Further, to ensure a fair comparison of the run time results obtained for both GPU and CPU platforms, we scaled the run time results (as in [
74]) of the state-of-the-art methods to match the hardware resources utilized in our study (i.e., a 2.5 GHz CPU and a 585 MHz GPU). The scaled run time results are provided in the second section of
Table 8, enabling an equitable assessment and comparison of the performance of the proposed DA-R3DCNN framework against existing methods. Analyzing the scaled results presented in
Table 8, it becomes evident that scaling amplifies the advantages of the proposed DA-R3DCNN model in terms of SPF and FPS metrics for both GPU and CPU computing platforms. When utilizing GPU resources, the proposed DA-R3DCNN outperformed other methods with the best SPF of 0.0045 and an FPS of 240. The STPP + LSTM [
46] method secured the second-best position, with SPF and FPS values of 0.0063 and 154.6, respectively. These findings highlight the enhanced performance of the proposed DA-R3DCNN model when considering the scaled runtime results, solidifying its superiority over alternative approaches. The Videolstm [
17] method had the highest SPF of 0.1606 and lowest FPS of 6.2, indicating the worst run time results amongst all the comparative methods. When running on CPU computing platform, the proposed DA-R3DCNN framework had the lowest SPF of 0.0058 and highest FPS of 187, indicating the best results obtained on CPU resources as compared to other comparative methods. Among the scaled results in
Table 8, the Optical-flow + Multi-layer LSTM [
47] emerged as the runner-up with an SPF of 0.23 and an FPS of 2.6 on the CPU computing platform. On the other hand, the Deep autoencoder [
35] method exhibited the least favorable performance on CPU resources, achieving an SPF of 0.56 and an FPS of 1.1. These findings further solidify the superior run time performance of the proposed DA-R3DCNN model when compared to alternative methods on the CPU computing platform.

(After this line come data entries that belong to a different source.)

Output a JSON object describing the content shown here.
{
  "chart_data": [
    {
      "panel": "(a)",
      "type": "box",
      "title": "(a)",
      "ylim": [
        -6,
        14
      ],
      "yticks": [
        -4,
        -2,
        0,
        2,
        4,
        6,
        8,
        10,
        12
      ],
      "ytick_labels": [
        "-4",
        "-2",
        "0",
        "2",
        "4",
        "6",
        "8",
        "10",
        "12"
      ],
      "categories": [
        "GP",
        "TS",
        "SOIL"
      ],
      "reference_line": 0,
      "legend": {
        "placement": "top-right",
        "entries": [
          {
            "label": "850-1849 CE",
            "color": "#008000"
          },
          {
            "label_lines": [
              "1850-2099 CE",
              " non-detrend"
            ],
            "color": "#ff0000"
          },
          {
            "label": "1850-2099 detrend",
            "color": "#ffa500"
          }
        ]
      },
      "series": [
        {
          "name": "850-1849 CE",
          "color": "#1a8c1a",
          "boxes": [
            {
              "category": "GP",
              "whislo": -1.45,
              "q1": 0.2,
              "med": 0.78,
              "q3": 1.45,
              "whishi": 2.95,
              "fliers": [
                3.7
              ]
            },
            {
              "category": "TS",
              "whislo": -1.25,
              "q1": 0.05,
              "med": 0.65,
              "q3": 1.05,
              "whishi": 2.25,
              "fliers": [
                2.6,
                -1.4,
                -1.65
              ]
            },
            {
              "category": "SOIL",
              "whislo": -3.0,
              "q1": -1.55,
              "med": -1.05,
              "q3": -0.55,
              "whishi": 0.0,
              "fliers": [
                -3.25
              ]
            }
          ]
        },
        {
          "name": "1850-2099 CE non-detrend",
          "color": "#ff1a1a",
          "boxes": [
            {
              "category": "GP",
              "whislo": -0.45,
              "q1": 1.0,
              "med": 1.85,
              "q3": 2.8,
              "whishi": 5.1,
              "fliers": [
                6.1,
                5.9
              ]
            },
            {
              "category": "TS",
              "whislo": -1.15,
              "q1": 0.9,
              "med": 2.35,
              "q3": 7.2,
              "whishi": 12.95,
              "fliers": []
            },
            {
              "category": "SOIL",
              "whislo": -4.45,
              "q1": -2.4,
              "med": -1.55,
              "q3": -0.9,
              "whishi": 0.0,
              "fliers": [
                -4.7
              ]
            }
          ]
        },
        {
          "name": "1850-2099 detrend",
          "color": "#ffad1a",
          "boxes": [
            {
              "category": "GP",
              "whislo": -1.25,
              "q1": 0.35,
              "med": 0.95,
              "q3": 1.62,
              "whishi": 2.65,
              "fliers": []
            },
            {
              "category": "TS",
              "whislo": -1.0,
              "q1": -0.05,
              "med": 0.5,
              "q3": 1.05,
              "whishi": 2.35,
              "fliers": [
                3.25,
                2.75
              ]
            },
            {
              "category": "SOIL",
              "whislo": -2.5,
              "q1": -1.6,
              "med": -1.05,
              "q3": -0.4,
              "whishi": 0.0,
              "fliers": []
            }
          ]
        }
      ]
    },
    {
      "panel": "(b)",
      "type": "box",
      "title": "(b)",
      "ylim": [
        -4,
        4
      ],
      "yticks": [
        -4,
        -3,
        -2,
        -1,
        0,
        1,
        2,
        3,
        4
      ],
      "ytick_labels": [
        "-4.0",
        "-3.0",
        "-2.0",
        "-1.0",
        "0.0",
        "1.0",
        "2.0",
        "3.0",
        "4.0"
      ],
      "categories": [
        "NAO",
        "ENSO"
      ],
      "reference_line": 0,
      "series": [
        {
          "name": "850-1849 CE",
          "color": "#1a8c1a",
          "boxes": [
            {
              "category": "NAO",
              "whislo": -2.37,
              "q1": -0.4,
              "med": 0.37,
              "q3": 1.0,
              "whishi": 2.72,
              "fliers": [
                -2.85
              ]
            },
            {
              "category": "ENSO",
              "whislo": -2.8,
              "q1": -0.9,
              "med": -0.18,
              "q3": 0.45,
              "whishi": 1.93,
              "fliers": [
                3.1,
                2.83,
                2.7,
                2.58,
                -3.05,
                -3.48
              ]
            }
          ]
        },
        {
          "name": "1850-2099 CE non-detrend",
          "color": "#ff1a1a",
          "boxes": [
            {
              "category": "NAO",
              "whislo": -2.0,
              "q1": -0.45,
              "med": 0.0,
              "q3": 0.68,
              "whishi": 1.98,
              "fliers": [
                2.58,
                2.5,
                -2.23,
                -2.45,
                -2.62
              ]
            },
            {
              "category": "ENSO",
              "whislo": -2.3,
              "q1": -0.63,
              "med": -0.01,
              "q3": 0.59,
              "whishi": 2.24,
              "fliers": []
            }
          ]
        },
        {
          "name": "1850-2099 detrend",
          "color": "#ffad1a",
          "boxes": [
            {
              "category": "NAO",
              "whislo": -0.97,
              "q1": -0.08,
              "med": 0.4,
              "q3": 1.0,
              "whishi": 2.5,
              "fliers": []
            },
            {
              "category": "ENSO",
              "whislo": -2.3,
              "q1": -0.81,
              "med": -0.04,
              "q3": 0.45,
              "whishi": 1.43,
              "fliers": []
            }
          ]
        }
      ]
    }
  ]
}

It is evident from the listed scaled and non-scaled results in
Table 8 that the proposed DA-R3DCNN provides significant improvement for both GPU and CPU computing platforms. For instance, for non-scaled run time results, the proposed DA-R3DCNN provided an improvement of up to 7× for SPF and 3× for FPS metric when running on GPU resources. When running on CPU resources, the proposed DA-R3DCNN achieved an improvment of up to 52× for SPF and 74× for FPS for the non-scaled run time results. Similarly, for the scaled run time results, the proposed DA-R3DCNN provided an improvement of 13× for SPF and 5× for FPS when running on GPU resources. When running on CPU resources, the proposed DA-R3DCNN framework achieved an improvement of 68× for SPF and 100× for FPS. These results show the efficiency and applicability of the proposed DA-R3DCNN method for real-time human activity recognition in resource constraint environments.